Friday I attended the final concert of the Dawson music camp directed by Layla Plunkett. The room effervesced with the musicians' enthusiasm. Smiles were everywhere. MYO was warmly welcomed by teachers, parents and students. We saw some old friends and made some new ones. We believe that MYO is inextricably bound to the community, so we intend to acknowledge those ties wherever we can!
In the WSJ, Michael Linton has a different assessment of the LAO conference in Nashville:
"...civic boosterism itself isn't enough to sustain an orchestra. The delegates were told that the findings of a two-year study in St. Paul, Minn., and Pittsburgh suggests that orchestras' institutional health lies in the adoption of a new business model. Music managers typically think that their job is to present the highest level of musical performances possible and pay for them by selling seats and catching grants. It isn't. Sell all the seats to all your performances, market through every site on the Web and corral every foundation executive you can, and your orchestra will still face a deficit. Music executives' real business is developing communities of patrons. And educating their children.This is hardly news. From Machaut's dinner with Charles V of France in 1361 to Klaus Heymann's 1987 founding of the Naxos label, the culture of classical music has been funded through the generosity of informed patrons. The "new" business model simply recognizes this ancient reality.

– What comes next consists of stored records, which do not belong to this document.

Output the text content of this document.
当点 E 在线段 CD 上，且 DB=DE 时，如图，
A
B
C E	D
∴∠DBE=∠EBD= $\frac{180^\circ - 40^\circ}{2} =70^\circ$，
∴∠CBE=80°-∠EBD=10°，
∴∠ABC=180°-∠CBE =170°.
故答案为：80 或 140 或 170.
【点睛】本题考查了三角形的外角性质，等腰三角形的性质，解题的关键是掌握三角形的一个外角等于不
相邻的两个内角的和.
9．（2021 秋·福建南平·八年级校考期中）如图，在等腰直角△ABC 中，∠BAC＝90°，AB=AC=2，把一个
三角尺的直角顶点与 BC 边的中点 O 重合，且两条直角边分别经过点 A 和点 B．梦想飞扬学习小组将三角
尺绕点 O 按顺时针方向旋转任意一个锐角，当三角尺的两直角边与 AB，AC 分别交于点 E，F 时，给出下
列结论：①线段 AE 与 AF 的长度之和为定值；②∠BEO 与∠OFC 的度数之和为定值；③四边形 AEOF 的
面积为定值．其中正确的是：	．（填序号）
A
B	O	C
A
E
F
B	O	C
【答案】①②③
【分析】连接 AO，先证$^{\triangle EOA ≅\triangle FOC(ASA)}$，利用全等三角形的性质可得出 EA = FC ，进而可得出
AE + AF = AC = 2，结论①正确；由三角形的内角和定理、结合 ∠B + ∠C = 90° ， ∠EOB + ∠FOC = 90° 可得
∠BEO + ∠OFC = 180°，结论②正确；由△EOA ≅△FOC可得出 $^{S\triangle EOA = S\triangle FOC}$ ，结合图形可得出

But the business of creating an informed patron begins in the first grade...Have a 7-year-old listen to the opening chords of the "Eroica," give him a clarinet when he's 9, and by the time he's 50 chances are he's a subscriber looking for ways he can become a patron because all that music changed his life."
The East County Youth Symphony in San Diego offers something different from the other three youth orchestras in the area--it's free! Wouldn't that be great? Do you think that should be a goal for MYO?